Demonstrative affirmation of anniversary dates is a KGB passion. Putin critic Anna Politkovskaya was murdered on his birthday. And 9/11 saw Putin’s celebration of the birthday of the notorious Felix Dzerzhinsky, founder of the Cheka, precursor to the KGB/FSB. Dzerzhisnky had enthused: “We stand for organized terror — this should be frankly admitted. Terror is an absolute necessity.” The smoke hadn’t cleared before Putin was on the line to the American president with his professed condolences. Ditto after the Boston Marathon bombing.
Where are we today? 1997 also saw the appearance of Russia’s blueprint calling for, among other measures, an Islamic/Russian alliance against America. It specifically highlighted a Russian/Iranian joint venture. The destruction of Ukraine was pivotal.
Fifty-one NATO and allied nations, including Ukraine, aided the U.S. in Afghanistan. After Russia’s invasion of Ukraine on Feb. 24, 2022, 141 nations signed the UN resolution condemning Russia. But for more than eight years, since the 2014 Russian invasion, Ukraine was alone in battling against the terrorist state that launched Islamic terrorism against the West. To add to the irony, for a generation Ukraine has contributed “boots on the ground” to our war on
terror and peacekeeping missions. During our shambolic exit at Kabul airport last August, it was the Ukrainians who, in a special ops, rescued refugees the U.S. or NATO would not or could not rescue.
Our post-9/11 war on terror cost $8 trillion and 22,000 casualties. Our aid to Ukraine, so far, is less than 1 percent of that, with no American casualties. Ukraine’s losses are staggering. One estimate placed Ukraine’s losses, in 2 ½ months, equal to America’s losses in Iraq and Afghanistan in over 20 years.

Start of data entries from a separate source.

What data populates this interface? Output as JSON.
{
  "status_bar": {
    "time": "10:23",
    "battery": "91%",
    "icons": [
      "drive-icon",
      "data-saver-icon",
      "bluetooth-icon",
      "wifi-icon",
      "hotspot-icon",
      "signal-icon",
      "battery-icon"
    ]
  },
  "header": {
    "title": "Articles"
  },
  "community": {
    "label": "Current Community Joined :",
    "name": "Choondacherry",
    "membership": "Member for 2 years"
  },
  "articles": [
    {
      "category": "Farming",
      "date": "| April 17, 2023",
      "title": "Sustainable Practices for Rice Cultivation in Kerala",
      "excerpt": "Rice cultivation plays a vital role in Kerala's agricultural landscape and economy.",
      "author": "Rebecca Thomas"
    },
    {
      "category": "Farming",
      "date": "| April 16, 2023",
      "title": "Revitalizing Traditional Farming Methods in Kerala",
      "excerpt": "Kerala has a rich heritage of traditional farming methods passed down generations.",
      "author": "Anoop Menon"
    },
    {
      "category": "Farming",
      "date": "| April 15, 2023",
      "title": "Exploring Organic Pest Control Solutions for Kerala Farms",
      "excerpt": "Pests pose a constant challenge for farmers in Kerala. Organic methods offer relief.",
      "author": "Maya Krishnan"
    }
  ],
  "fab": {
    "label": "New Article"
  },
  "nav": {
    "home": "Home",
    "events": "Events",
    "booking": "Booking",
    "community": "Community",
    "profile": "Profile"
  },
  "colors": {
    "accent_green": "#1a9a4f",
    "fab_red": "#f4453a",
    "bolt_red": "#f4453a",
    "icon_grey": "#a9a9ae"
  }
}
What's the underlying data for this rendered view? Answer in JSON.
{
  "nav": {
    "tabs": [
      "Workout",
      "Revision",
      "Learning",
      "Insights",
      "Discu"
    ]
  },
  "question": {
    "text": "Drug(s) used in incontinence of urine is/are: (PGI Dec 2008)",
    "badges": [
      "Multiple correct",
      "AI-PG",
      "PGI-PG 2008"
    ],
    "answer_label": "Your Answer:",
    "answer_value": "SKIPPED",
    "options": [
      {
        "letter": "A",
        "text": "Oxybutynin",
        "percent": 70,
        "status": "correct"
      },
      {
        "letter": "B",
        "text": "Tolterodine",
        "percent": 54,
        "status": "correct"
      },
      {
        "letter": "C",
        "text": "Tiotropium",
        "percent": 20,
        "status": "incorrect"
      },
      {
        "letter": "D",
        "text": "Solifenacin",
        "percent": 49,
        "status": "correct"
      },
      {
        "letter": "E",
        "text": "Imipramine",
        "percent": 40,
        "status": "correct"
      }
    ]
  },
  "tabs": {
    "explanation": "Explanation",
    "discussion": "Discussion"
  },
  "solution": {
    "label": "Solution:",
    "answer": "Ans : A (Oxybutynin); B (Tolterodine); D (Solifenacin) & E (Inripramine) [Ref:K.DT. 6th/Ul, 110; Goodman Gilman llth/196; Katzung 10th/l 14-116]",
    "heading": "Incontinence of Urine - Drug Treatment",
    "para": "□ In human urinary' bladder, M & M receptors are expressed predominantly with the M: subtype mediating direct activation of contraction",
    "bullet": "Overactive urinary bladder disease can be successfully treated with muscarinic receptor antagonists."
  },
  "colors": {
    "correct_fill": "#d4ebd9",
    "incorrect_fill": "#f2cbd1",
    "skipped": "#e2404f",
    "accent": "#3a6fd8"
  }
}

Now, following renewed shelling of Ukraine’s Zaporizhzhia nuclear power plant, Europe’s largest, Ukraine’s Energoatom nuclear agency reports the threat by Major General Valery Vasiliev. He’s in charge of Russia’s radiation, chemical and biological troops and has occupied the plant. “There will be either Russian land or a scorched desert. As you know, we mined all the important objects of the Zaporizhzhia nuclear plant. And we do not hide this from the enemy. We warned them. The enemy knows that the plant will be either Russian or nobody’s. We are ready for the consequences of this step. And you, liberating soldiers, must understand that we have no other. And if there is the toughest order — we must fulfill it with honor!”
We remain bulletproof against reality. Russia is not simply a state sponsor of terrorism. It was and remains the quintessential terrorist state. After eight years, we’re still rolling out sanctions? We must match Ukraine’s will and share its purpose. Strategic aphasia won’t cut it.

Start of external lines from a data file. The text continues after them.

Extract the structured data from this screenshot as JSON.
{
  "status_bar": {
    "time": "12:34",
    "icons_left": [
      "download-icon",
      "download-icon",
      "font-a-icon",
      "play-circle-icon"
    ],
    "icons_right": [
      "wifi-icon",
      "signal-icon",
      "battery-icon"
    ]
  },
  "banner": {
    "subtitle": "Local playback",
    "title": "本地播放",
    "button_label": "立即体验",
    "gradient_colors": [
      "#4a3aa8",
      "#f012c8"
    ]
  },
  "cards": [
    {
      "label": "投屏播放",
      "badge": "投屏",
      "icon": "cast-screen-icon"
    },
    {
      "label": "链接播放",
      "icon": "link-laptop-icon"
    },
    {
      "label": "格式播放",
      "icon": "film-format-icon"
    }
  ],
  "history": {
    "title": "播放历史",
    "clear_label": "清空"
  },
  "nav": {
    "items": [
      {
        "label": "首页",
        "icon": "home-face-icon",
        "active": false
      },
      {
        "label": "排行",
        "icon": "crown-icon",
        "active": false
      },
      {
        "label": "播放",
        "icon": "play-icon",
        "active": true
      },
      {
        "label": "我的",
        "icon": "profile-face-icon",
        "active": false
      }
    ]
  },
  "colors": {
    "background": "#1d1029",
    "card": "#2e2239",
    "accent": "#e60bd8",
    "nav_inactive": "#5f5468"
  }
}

Victor Rud has practiced international law in New York and New Jersey for 35 years. He is the past chairman of the Ukrainian American Bar Association and now chairs its Committee on Foreign Affairs. He is a senior adviser to Open Ukraine, a nongovernmental organization in Ukraine, and the senior adviser to the Centre for Eastern European Democracy in Toronto.